Emily se dejó dominar por un ligero estremecimiento.

—No me gustan las cosas sobrenaturales —comentó la joven—, aunque reconozco que, por esta vez, como ha dicho muy bien, parece que tengamos que concederle algún crédito. ¡Pero qué cosa más horriblemente extraña!

—Esa séance de espiritismo no resultó muy práctica, ¿no le parece? Si el viejo pudo llegar hasta allí y anunciar que estaba muerto, ¿por qué no dijo también quién le había asesinado? Así todo hubiera resultado muy sencillo.

—Voy creyendo que la clave puede hallarse en Sittaford —dijo Emily pensativa.

—Sí, opino que debemos realizar allí una escrupulosa investigación —comentó Enderby—. He alquilado un automóvil y pensaba salir hacia allí antes de media hora. Sería muy conveniente que me acompañase.

—Así lo haré —replicó Emily—. ¿Vendrá con nosotros el comandante Burnaby?

—Se ha empeñado en ir a pie —contestó Enderby—. Partió hacia Sittaford en cuanto terminó la encuesta. Si me pregunta lo que pienso, le diré que lo ha hecho para librarse de mi compañía al regresar hacia su vivienda. A nadie le puede resultar agradable chapotear en el fango de ese largo camino.

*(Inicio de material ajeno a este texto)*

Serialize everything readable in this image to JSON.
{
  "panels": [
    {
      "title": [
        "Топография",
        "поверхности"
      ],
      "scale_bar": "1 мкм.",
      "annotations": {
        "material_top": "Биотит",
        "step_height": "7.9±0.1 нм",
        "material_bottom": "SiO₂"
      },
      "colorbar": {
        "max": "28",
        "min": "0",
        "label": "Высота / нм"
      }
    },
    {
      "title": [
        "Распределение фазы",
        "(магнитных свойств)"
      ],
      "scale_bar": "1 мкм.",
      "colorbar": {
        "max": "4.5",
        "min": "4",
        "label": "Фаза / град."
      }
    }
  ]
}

—¿Cree que el automóvil podrá ya recorrerlo sin dificultad?

—¡Oh, sí! Hoy es el primer día que un coche ha conseguido llegar allí.

—Bien —dijo Emily poniéndose de pie—, creo que ya es hora de que regresemos a Las Tres Coronas, donde arreglaré mi equipaje y celebraré mi representación de lamentaciones con Mrs. Belling.

—No se preocupe —dijo Enderby con cierto aire de fatuidad—. Déjemelo todo en mis manos.

—Eso es lo que pienso hacer —replicó Emily faltando por completo a la verdad—. ¡Es tan maravilloso tener a alguien en quien poder realmente confiar!

Emily era, indudablemente, una joven muy cumplida.